Op-ed: American Apparel Recently Relaunched, Here’s Why It Probably Shouldn’t Have
For the past three weeks, give or take, an insidious promoted ad has taken hold of my Facebook homepage. “We’re back!,” the ads softly proclaim in telltale Helvetica font. Yes, American Apparel, once the only reliable place to purchase implausibly flattering shiny pants and abbreviated crop tops, is back.
After years of precipitous decline, in which founder Dov Charney masturbated in front of a reporter…twice (“It’s a sensual experience that doesn’t involve a man violating a woman,” he told Claudine Ko of Jane Magazine), had multiple relationships with employees and was accused of sexual assault before being ousted in 2014, the company very publicly filed for bankruptcy and liquidated all retail stores last year.
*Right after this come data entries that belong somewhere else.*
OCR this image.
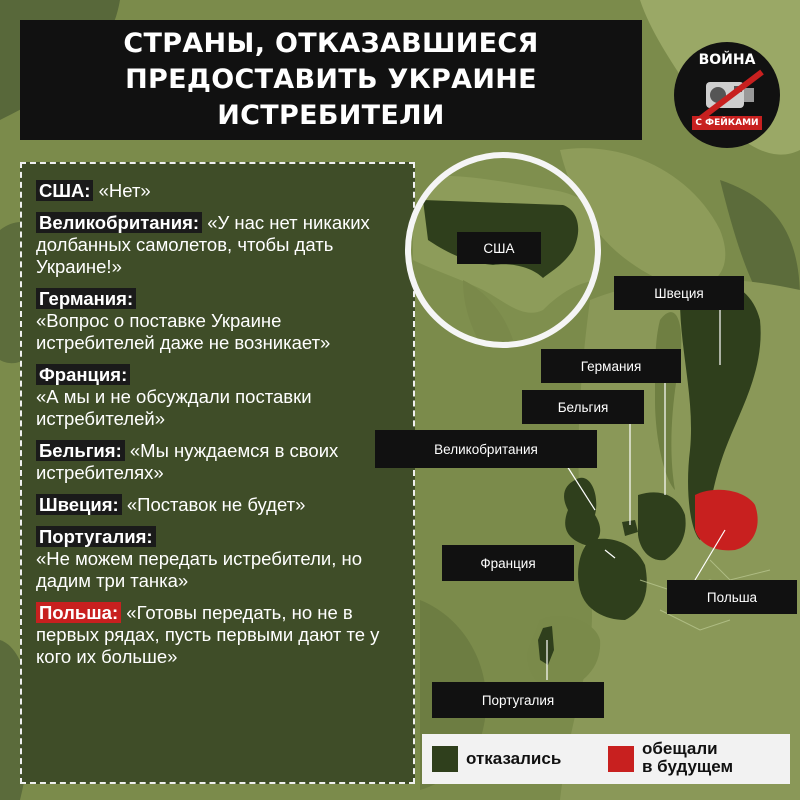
СТРАНЫ, ОТКАЗАВШИЕСЯ
ПРЕДОСТАВИТЬ УКРАИНЕ
ИСТРЕБИТЕЛИ
ВОЙНА
С ФЕЙКАМИ
США: «Нет»
Великобритания: «У нас нет никаких долбанных самолетов, чтобы дать Украине!»
Германия:
«Вопрос о поставке Украине истребителей даже не возникает»
Франция:
«А мы и не обсуждали поставки истребителей»
Бельгия: «Мы нуждаемся в своих истребителях»
Швеция: «Поставок не будет»
Португалия:
«Не можем передать истребители, но дадим три танка»
Польша: «Готовы передать, но не в первых рядах, пусть первыми дают те у кого их больше»
США
Швеция
Германия
Бельгия
Великобритания
Франция
Польша
Португалия
отказались
обещали
в будущем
American Apparel, the brand, was quickly snapped up by Montreal-based company Gildan Activewear, purveyor of heavy cotton t-shirts that never seem to soften up no matter how many cycles they spend in the wash, for a total of $88 million USD, and it seemed like they might continue to use the name to quietly produce slightly-softer t-shirts. Rather that quitly continuing to produce slightly sofer t-shirts to be bought in bulk and screenprinted as band merch, Gildan’s choice to resurrect American Apparel via a splashy native advertising campaign feels a little bit like being ‘orbited’ by an ex-lover: weird, jarring and totally toxic.
Surf on over to the “new” American Apparel’s website and the whole venture appears to be frozen in the mid-aughts, a time when hipsters thought shiny leggings were incredibly cool, and people actually still used the word ‘hipster.’ The familiar Helvetica font is the same. The racially ambiguous models shot in provocative poses under harsh lighting is the same. Not to mention the clothes are exactly same. The zip-up hoodies, colourful crewneck tees and soft tri-blend deep V-necks of years past are still abundant. The only thing that’s changed is their context.
In the age of #MeToo, where nerves are raw, watching the return of a brand so openly synonymous with sexual harassment is borderline triggering. Gildan is capitalizing on the name recognition of American Apparel without doing any of the necessary work of reckoning with its past. The ‘About Us’ section of the American Apparel website reads like revisionist history. Under a banner of scantily-clad white women and shaggy mid-2000s haircuts, a timeline states that American Apparel was formed in 1989 and lists milestones for the brand, none of which include the sex scandals and financial peril that American Apparel is now better known for than its clothes.
For me, American Apparel represents a discrete moment in time. During high school in the mid-aughts, I would log onto dial-up internet, waiting for the familiar clanging and dinging sounds to cease, before heading straight to uber-hipster party photography websites like Misshapes, The Cobrasnake, and Last Night’s Party, and wait patiently for the pictures to load. I was completely mesmerized by the beautiful, wasted young people in their absurd outfits, usually a combination of vintage and American Apparel. Somehow the brand’s basics were the antithesis of boring and represented the possibility of escape from my small-town Ontario existence. Once I finally did manage to escape, I even worked for the company for almost two years, around the time that the stomach-turning allegations about Charney came out (though long after her jerked it in front of the journalist…what can I say, it was a #problematicfave). But it’s not the mid aughts anymore. Nobody wants to wear miniature running shorts and listen to vaporwave. Times have changed and yet American Apparel has stayed exactly the same.
In essence, American Apparel is still pretending that it is 2008 when it’s actually 2018. It’s same tack that Dov Charney took when he launched his own carbon copy of American Apparel, called “Los Angeles Apparel.” Though it traded in the iconic Helvetica font for Eurostile Extended Bold, a cursory look through their website reveals a near-identical branding strategy to American Apparel. Braless models peacock in t-shirts and high-waisted mom jeans, and bedroom-eyed women strike provocative poses in thong bodysuits, with full bums and errant bikini lines on display. What the world officially does not need more of is the second coming of Dov Charney’s male gaze, two times over.
If Gildan wants to capitalize on the investment and relaunch the brand, fine, but to do so without changing a single thing is a missed opportunity. American Apparel already perished a first time; let’s see how long it lasts this time around.